Correlation Between SPDR STOXX and SPDR Kensho
Can any of the company-specific risk be diversified away by investing in both SPDR STOXX and SPDR Kensho at the same time? Although using a correlation coefficient on its own may not help to predict future stock returns, this module helps to understand the diversifiable risk of combining SPDR STOXX and SPDR Kensho into the same portfolio, which is an essential part of the fundamental portfolio management process.
By analyzing existing cross correlation between SPDR STOXX Europe and SPDR Kensho Intelligent, you can compare the effects of market volatilities on SPDR STOXX and SPDR Kensho and check how they will diversify away market risk if combined in the same portfolio for a given time horizon. You can also utilize pair trading strategies of matching a long position in SPDR STOXX with a short position of SPDR Kensho. Check out your portfolio center. Please also check ongoing floating volatility patterns of SPDR STOXX and SPDR Kensho.
Diversification Opportunities for SPDR STOXX and SPDR Kensho
-0.5 | Correlation Coefficient |
Very good diversification
The 3 months correlation between SPDR and SPDR is -0.5. Overlapping area represents the amount of risk that can be diversified away by holding SPDR STOXX Europe and SPDR Kensho Intelligent in the same portfolio, assuming nothing else is changed. The correlation between historical prices or returns on SPDR Kensho Intelligent and SPDR STOXX is a relative statistical measure of the degree to which these equity instruments tend to move together. The correlation coefficient measures the extent to which returns on SPDR STOXX Europe are associated (or correlated) with SPDR Kensho. Values of the correlation coefficient range from -1 to +1, where. The correlation of zero (0) is possible when the price movement of SPDR Kensho Intelligent has no effect on the direction of SPDR STOXX i.e., SPDR STOXX and SPDR Kensho go up and down completely randomly.
Pair Corralation between SPDR STOXX and SPDR Kensho
Considering the 90-day investment horizon SPDR STOXX Europe is expected to under-perform the SPDR Kensho. But the etf apears to be less risky and, when comparing its historical volatility, SPDR STOXX Europe is 1.53 times less risky than SPDR Kensho. The etf trades about 0.0 of its potential returns per unit of risk. The SPDR Kensho Intelligent is currently generating about 0.04 of returns per unit of risk over similar time horizon. If you would invest 3,394 in SPDR Kensho Intelligent on August 27, 2024 and sell it today you would earn a total of 297.00 from holding SPDR Kensho Intelligent or generate 8.75% return on investment over 90 days.

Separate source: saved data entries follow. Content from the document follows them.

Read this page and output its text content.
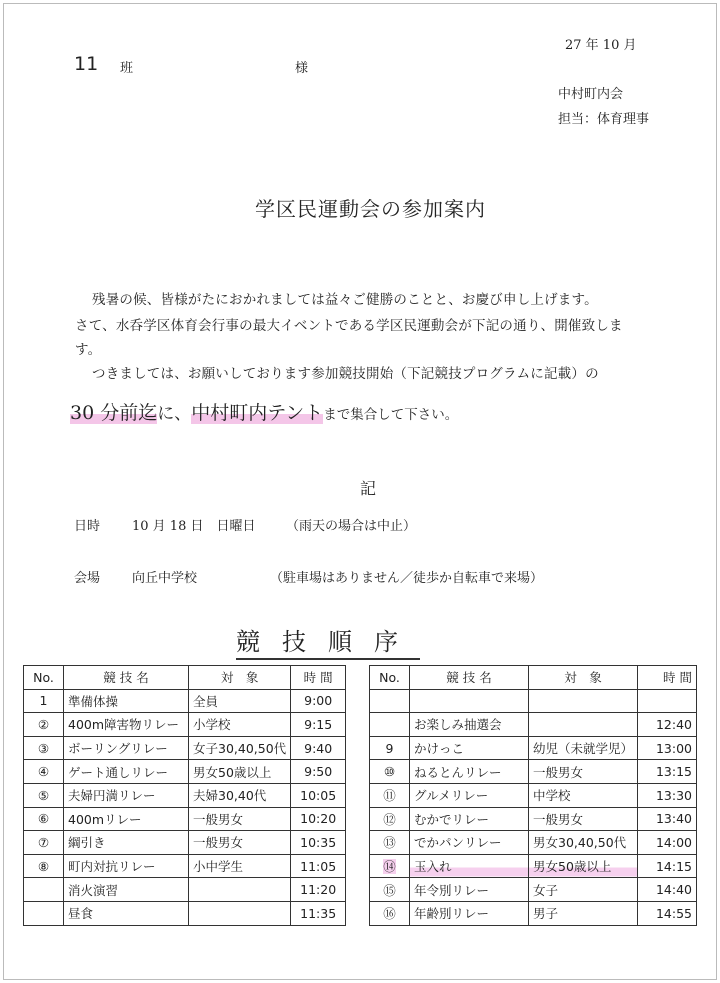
11 班	様
27 年 10 月
中村町内会
担当：体育理事
学区民運動会の参加案内
残暑の候、皆様がたにおかれましては益々ご健勝のことと、お慶び申し上げます。
さて、水呑学区体育会行事の最大イベントである学区民運動会が下記の通り、開催致しま
す。
つきましては、お願いしております参加競技開始（下記競技プログラムに記載）の
30 分前迄に、中村町内テントまで集合して下さい。
記
日時 10 月 18 日　日曜日 （雨天の場合は中止）
会場 向丘中学校	（駐車場はありません／徒歩か自転車で来場）
競技順序
No.	競 技 名	対　象	時 間
1	準備体操	全員	9:00
②	400m障害物リレー	小学校	9:15
③	ボーリングリレー	女子30,40,50代	9:40
④	ゲート通しリレー	男女50歳以上	9:50
⑤	夫婦円満リレー	夫婦30,40代	10:05
⑥	400mリレー	一般男女	10:20
⑦	綱引き	一般男女	10:35
⑧	町内対抗リレー	小中学生	11:05
	消火演習		11:20
	昼食		11:35
No.	競 技 名	対　象	時 間

	お楽しみ抽選会		12:40
9	かけっこ	幼児（未就学児）	13:00
⑩	ねるとんリレー	一般男女	13:15
⑪	グルメリレー	中学校	13:30
⑫	むかでリレー	一般男女	13:40
⑬	でかパンリレー	男女30,40,50代	14:00
⑭	玉入れ	男女50歳以上	14:15
⑮	年令別リレー	女子	14:40
⑯	年齢別リレー	男子	14:55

Time Period | 3 Months [change] |
Direction | Moves Against |
Strength | Very Weak |
Accuracy | 100.0% |
Values | Daily Returns |
SPDR STOXX Europe vs. SPDR Kensho Intelligent
Performance |
Timeline |
SPDR STOXX Europe |
SPDR Kensho Intelligent |
SPDR STOXX and SPDR Kensho Volatility Contrast
Predicted Return Density |
Returns |
Pair Trading with SPDR STOXX and SPDR Kensho
The main advantage of trading using opposite SPDR STOXX and SPDR Kensho positions is that it hedges away some unsystematic risk. Because of two separate transactions, even if SPDR STOXX position performs unexpectedly, SPDR Kensho can make up some of the losses. Pair trading also minimizes risk from directional movements in the market. For example, if an entire industry or sector drops because of unexpected headlines, the short position in SPDR Kensho will offset losses from the drop in SPDR Kensho's long position.SPDR STOXX vs. SPDR Bloomberg Barclays | SPDR STOXX vs. SPDR Kensho Future | SPDR STOXX vs. SPDR Kensho Intelligent | SPDR STOXX vs. SPDR SP Kensho |
Check out your portfolio center.Note that this page's information should be used as a complementary analysis to find the right mix of equity instruments to add to your existing portfolios or create a brand new portfolio. You can also try the Positions Ratings module to determine portfolio positions ratings based on digital equity recommendations. Macroaxis instant position ratings are based on combination of fundamental analysis and risk-adjusted market performance.